After feeling the sting of this judgment a few times, I found myself getting fairly irritated in his company on every occasion. I found myself going into each encounter with a ready quip or two prepared to put him on the defensive by pointing out some of the shortcomings he might be overlooking. However, in a moment of clarity I realized, I am him; I have been that kind of person too. And is my heart of hearts, I still am.
I my heart, I have harshly judged people for how they choose to eat, spend their money, and spend their time. On many of those occasions, I have made comments that reflected my judgments in a way that stressed the relationship. Enough of those stress fractures and the relationship will be damaged beyond repair.
I’m not saying that we should not exercise our judgment – there’s far too little good judgment being used. What I am suggesting is that we decide how our particular insights can be of value rather than be demeaning.

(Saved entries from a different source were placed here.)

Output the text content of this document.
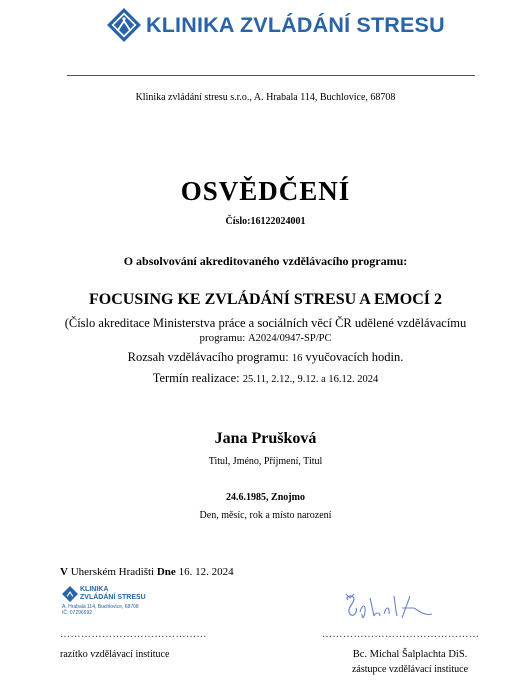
KLINIKA ZVLÁDÁNÍ STRESU
Klinika zvládání stresu s.r.o., A. Hrabala 114, Buchlovice, 68708
OSVĚDČENÍ
Číslo:16122024001
O absolvování akreditovaného vzdělávacího programu:
FOCUSING KE ZVLÁDÁNÍ STRESU A EMOCÍ 2
(Číslo akreditace Ministerstva práce a sociálních věcí ČR udělené vzdělávacímu
programu: A2024/0947-SP/PC
Rozsah vzdělávacího programu: 16 vyučovacích hodin.
Termín realizace: 25.11, 2.12., 9.12. a 16.12. 2024
Jana Prušková
Titul, Jméno, Příjmení, Titul
24.6.1985, Znojmo
Den, měsíc, rok a místo narození
V Uherském Hradišti Dne 16. 12. 2024
KLINIKA
ZVLÁDÁNÍ STRESU
A. Hrabala 114, Buchlovice, 68708
IČ: 07296592
……………………………………	………………………………………
razítko vzdělávací instituce	Bc. Michal Šalplachta DiS.
zástupce vzdělávací instituce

I don’t believe that because I’ve not utilized technology to push my LinkedIn connections to 500+ makes me an unthoughtful person. Or that my phone, laptop and desktop are not perfectly synced with identical folders and using automatic smart-mailbox routing so that I have every contact’s complete information at my fingertips at all times is the strongest indication that I don’t care about other people.
I desperately need to make improvements in all areas of life involving technology. I have a lot of improvements to make in other areas as well. What I need is guidance. And encouragement. And support.
But derision causes defensiveness to rise up. Emotional barriers get built. Connection is lost, perhaps permanently.
Again, discernment is a very good and important quality to possess. What is even more important though is the end to which it’s used.
When we discover a weakness in a colleague or friend, do we merely point it out or possibly exploit it? Or do we use the knowledge as a means of building a bridge or a connection? As a means of building that person up?
By being more supportive of others growth, is it possible that we might become more open to others supporting our growth as well?